Well the second attempt at dilation failed. Gastro Dr. said It appears I have a complete esophageal occlusion or stricture. He could not get his scope to see any lumen (opening). There isn't anything more he could do so they sent me to a large hospital about 80 miles away. The Dr I'm seeing is an ENT who does all the complicated head and neck surgeries including open flap in Eastern NC. He proposed a three step process. (1) Another endoscopy but this time with a rigid endoscope. If he can get thru he will dilate, (2)Two Dr's will attempt getting thru the stricture. An ENT from the top (ante)and a gastro Dr from the gastro side (retro). They will use my PEG tube site to enter the esophagus from the stomach. When the meet in the middle, they will use barium or fluroscopy (sp?) to determine how thick and long the stricture it. If it is thin they will pierce it with a needle and poke a wire thru and then use wire guided dilation to open up the stricture (3) If (1) and (2) fail I will be looking at complex reconstructive surgery of the esophagus. It is risky and the outcomes not altogether predictable. Hopefully we don't get to (3). I have not swallowed since September 2012.

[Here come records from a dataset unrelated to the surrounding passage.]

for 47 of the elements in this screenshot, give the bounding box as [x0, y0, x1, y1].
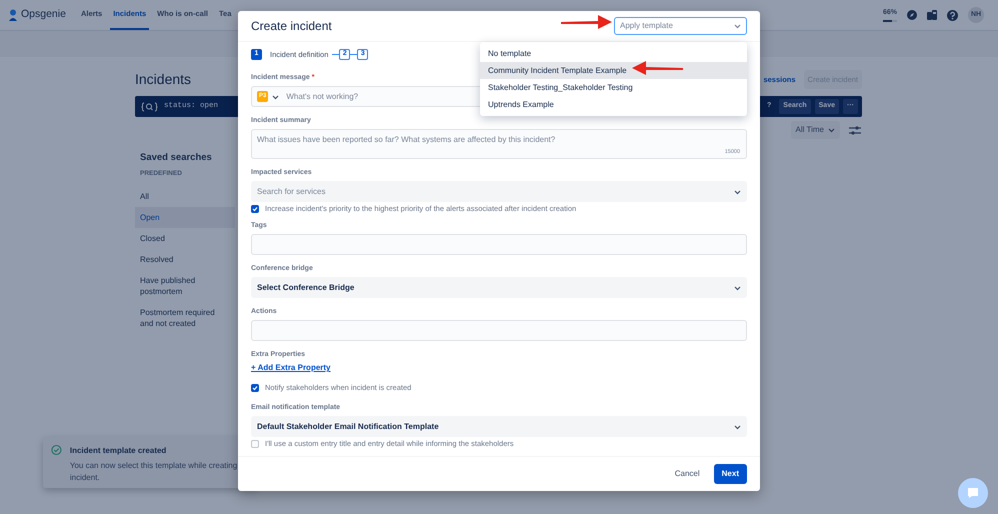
modal-title: Create incident	[251, 18, 332, 36]
saved-search-item[interactable]: Have published postmortem	[135, 270, 235, 302]
select-field[interactable]: Default Stakeholder Email Notification Template	[251, 416, 747, 438]
chevron-down-icon	[734, 284, 741, 291]
saved-search-item[interactable]: All	[135, 186, 235, 207]
text-field[interactable]	[251, 234, 747, 256]
checkbox[interactable]	[251, 205, 259, 214]
chat-icon	[966, 486, 980, 500]
page-title: Incidents	[135, 70, 192, 89]
app-switcher-icon[interactable]	[927, 10, 937, 20]
chevron-down-icon	[272, 94, 280, 100]
toast-title: Incident template created	[70, 445, 168, 457]
cancel-button[interactable]: Cancel	[672, 464, 702, 484]
chevron-down-icon	[734, 188, 741, 195]
annotation-arrow-icon	[630, 58, 686, 78]
chevron-down-icon	[734, 424, 741, 430]
add-property-link[interactable]: + Add Extra Property	[251, 363, 747, 374]
next-button[interactable]: Next	[714, 464, 747, 484]
app-name: Opsgenie	[21, 7, 66, 22]
compass-icon[interactable]	[907, 10, 917, 20]
saved-search-item[interactable]: Open	[135, 207, 235, 228]
menu-option[interactable]: Uptrends Example	[480, 96, 747, 113]
menu-option[interactable]: Stakeholder Testing_Stakeholder Testing	[480, 79, 747, 96]
select-field[interactable]: Search for services	[251, 181, 747, 202]
time-filter[interactable]: All Time	[790, 121, 840, 139]
text-field[interactable]	[251, 320, 747, 342]
logo-icon	[8, 9, 18, 21]
query-icon	[141, 102, 158, 112]
chevron-down-icon	[734, 23, 741, 30]
menu-option[interactable]: No template	[480, 45, 747, 62]
filter-settings-icon[interactable]	[848, 124, 862, 136]
message-field[interactable]: What's not working?	[286, 90, 358, 103]
menu-option[interactable]: Community Incident Template Example	[480, 62, 747, 79]
template-select[interactable]: Apply template	[614, 17, 747, 36]
saved-search-item[interactable]: Resolved	[135, 249, 235, 270]
checkbox[interactable]	[251, 440, 259, 448]
chevron-down-icon	[828, 127, 835, 133]
chat-button[interactable]	[958, 478, 988, 508]
sidebar-title: Saved searches	[139, 151, 213, 165]
help-icon[interactable]	[947, 10, 958, 20]
annotation-arrow-icon	[560, 12, 614, 32]
select-field[interactable]: Select Conference Bridge	[251, 277, 747, 298]
success-check-icon	[51, 444, 62, 456]
checkbox[interactable]	[251, 384, 259, 392]
saved-search-item[interactable]: Postmortem required and not created	[135, 302, 235, 334]
toast-message: You can now select this template while creating incident.	[70, 460, 238, 484]
saved-search-item[interactable]: Closed	[135, 228, 235, 249]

Note to moderator; If this needs to be moved to that board that includes swallowing difficulties, I'm ok with that.

Although it's early, I'd like to know more about this option (3). Is esophageal resection done with open surgery or is laproscopy an option. What institutions specialize in this surgery.

Thanks to all,

Mr Mike



WM age 69, Stage III sqamous cell, base of tongue (left lingual tonsil), (1) node positive, Dxd Aug 2012, 35 rad treat with Cisplatin weekly, final treatment 10-16-12, CT scan 11-18-12 good result, PET in Jan 2013, good result, Barium swallow test...no swallowing function.